More Detailed description of course content: TO BE CONFIRMED


Day 1 Basic tools: familiarisation with environment; language fundamentals; editing, makefiles compilation and execution; use of batch systems; emphasis on principles and not just specific packages. At the end of Day 1 they should be able to edit a script, submit and run supplied serial and parallel applications and check the output.
Day 2-3 Programming: parallel courses in both Fortran and C; students will choose one stream. Teaching in days 4-10 will illustrate examples with both languages. Include a basic introduction to using pre-installed libraries. Some additional concepts will be introduced at this stage as a flavour of what is to come. The more advanced students will be advised to learn the language they are not already familiar with. All exercises will have options to stretch the more able students.
Day 4 Performance Programming: designed to teach students to think about and explore factors that affect the performance of their code. Relevant factors include compiler, operating system, hardware architecture, and the interplay between them. Emphasis will again be on the general principles of performance measurement, not the specific packages being used. Includes familiarisation with basic serial debugging and profiling tools.
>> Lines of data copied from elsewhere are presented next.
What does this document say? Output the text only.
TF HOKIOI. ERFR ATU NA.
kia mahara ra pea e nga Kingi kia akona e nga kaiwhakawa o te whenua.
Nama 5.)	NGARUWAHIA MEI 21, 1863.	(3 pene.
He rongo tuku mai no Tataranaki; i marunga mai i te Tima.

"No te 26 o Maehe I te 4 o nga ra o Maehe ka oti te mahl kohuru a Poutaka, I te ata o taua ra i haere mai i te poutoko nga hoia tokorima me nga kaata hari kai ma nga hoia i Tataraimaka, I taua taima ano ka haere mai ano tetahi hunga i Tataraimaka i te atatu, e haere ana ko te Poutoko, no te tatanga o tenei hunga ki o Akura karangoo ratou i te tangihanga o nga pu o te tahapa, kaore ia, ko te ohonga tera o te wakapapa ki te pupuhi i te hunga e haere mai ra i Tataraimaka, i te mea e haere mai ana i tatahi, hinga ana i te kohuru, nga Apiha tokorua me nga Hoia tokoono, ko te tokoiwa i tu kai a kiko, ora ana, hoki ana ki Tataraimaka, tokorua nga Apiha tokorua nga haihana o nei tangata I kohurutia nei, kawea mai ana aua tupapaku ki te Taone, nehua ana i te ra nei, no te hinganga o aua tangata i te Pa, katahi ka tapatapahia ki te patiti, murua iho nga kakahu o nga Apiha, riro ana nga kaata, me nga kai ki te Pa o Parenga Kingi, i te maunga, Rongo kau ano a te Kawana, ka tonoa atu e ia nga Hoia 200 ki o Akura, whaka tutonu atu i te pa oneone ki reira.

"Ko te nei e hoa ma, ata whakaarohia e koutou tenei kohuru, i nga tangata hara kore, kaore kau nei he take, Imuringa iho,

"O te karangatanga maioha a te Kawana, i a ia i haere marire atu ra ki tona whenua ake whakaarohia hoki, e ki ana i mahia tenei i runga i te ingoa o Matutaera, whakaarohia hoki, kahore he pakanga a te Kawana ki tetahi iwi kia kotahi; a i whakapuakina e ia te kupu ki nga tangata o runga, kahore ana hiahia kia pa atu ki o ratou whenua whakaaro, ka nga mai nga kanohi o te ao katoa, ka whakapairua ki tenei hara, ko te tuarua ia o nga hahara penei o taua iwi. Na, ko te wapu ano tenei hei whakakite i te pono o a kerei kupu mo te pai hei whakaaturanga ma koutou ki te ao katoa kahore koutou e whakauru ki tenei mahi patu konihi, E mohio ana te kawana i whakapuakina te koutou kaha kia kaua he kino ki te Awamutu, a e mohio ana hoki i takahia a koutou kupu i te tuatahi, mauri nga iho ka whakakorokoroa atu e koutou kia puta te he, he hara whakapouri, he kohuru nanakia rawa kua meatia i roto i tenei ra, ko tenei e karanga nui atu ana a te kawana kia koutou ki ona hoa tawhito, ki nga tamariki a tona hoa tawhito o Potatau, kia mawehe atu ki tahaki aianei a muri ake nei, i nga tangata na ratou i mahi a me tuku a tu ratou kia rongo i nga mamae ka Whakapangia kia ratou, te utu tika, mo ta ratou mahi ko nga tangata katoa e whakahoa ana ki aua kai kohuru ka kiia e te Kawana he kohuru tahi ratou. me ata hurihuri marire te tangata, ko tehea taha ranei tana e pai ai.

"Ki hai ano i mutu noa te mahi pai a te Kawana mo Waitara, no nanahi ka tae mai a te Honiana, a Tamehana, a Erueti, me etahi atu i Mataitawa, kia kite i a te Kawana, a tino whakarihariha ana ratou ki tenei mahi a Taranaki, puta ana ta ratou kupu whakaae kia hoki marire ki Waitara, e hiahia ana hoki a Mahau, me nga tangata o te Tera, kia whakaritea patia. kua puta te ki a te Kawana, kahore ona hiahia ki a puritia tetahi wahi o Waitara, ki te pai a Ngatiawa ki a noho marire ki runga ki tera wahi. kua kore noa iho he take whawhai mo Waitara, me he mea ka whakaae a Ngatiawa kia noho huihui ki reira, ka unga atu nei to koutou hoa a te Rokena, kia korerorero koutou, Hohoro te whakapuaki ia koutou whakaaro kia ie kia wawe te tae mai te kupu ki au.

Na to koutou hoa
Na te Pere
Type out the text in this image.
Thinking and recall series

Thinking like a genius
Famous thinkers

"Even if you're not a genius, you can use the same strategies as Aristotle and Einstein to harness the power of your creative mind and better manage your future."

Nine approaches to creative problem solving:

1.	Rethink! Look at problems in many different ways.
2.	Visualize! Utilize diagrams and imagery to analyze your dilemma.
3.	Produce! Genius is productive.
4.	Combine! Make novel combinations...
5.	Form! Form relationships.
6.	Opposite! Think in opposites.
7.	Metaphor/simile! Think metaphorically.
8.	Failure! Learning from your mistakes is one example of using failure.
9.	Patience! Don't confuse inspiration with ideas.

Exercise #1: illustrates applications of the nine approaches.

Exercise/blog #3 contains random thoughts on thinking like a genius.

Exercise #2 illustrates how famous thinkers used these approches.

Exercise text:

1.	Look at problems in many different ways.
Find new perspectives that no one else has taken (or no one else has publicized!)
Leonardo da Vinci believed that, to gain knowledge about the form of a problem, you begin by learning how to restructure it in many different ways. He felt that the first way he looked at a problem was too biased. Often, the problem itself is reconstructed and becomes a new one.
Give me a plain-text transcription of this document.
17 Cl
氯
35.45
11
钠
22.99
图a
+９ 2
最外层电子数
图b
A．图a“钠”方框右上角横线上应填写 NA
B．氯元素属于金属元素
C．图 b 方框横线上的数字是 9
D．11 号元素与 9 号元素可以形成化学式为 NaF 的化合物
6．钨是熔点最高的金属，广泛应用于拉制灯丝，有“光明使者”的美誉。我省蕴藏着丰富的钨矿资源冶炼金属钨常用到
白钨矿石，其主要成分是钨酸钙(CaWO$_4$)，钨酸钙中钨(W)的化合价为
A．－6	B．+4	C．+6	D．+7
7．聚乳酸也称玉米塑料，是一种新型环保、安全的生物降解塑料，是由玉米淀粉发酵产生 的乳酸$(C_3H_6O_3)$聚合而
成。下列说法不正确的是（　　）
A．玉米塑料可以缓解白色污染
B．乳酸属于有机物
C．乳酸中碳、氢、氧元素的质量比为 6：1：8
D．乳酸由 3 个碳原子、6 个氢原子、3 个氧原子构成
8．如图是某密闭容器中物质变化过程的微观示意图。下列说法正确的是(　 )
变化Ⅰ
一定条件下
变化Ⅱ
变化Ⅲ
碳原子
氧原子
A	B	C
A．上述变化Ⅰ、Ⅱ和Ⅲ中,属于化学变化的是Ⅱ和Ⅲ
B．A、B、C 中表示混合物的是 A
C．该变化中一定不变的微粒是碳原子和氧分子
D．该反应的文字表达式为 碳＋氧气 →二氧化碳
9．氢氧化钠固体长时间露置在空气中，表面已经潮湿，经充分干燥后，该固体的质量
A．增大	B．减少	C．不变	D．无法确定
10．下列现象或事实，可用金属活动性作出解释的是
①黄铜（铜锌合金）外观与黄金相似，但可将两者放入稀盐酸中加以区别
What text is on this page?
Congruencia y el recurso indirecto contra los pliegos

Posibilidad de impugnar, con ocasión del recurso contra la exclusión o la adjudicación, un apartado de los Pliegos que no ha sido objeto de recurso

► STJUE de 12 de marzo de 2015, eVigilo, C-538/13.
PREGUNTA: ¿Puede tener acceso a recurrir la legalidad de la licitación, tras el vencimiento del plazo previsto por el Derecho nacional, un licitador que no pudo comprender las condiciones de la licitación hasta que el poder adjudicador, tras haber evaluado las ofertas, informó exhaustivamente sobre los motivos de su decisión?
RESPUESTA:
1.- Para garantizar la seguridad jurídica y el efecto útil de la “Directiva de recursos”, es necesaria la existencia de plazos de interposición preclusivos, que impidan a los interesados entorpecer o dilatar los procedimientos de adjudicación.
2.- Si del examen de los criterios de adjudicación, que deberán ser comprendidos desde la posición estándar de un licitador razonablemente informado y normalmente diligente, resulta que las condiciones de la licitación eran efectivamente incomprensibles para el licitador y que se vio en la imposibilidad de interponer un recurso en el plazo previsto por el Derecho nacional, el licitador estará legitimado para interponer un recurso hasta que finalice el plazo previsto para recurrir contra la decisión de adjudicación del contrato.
Day 5 Parallel Architectures: Shared-memory and distributed-memory HPC architectures and programming models and algorithms; basic parallel performance measurement and Amdahl's law. Introduce the concept of communicating parallel processes: synchronous/asynchronous; blocking/ non-blocking. Introduce basic concepts regarding data dependencies and data sharing between threads and processes using pseudocode exercises and thought experiments, not real coding.
Day 6-7 Shared Variables Parallelism: OpenMP model, initialisation, parallel regions and parallel loops; shared and private data; loop scheduling and synchronisation. By the end, students should be able to modify and run example programs on a multi-core system, and understand the performance characteristics of different loop scheduling options.
Day 8-9 Message Passing Parallelism: MPI basics, point-to-point, synchronous and asynchronous modes; non-blocking forms and collective communications; data types. The course will illustrate how standard communications patterns can be implemented in MPI and used to parallelise simple array-based computations. By the end, students should be able to modify and run an example program on a distributed-memory system and understand its basic performance characteristics.
Day 10
Practical Parallel Programming: The final day will be used as an opportunity to review the material from the entire course, compare and contrast different programming approaches and place the course in the wider context of computational science as a research discipline. We will also outline other important areas in parallel software design and development that are beyond the scope of this initial academy. The day will include: comparison of parallel models and their suitability for different architectures; basics of parallel program design; use of packages and libraries; the HPC ecosystem in the UK, Europe and worldwide.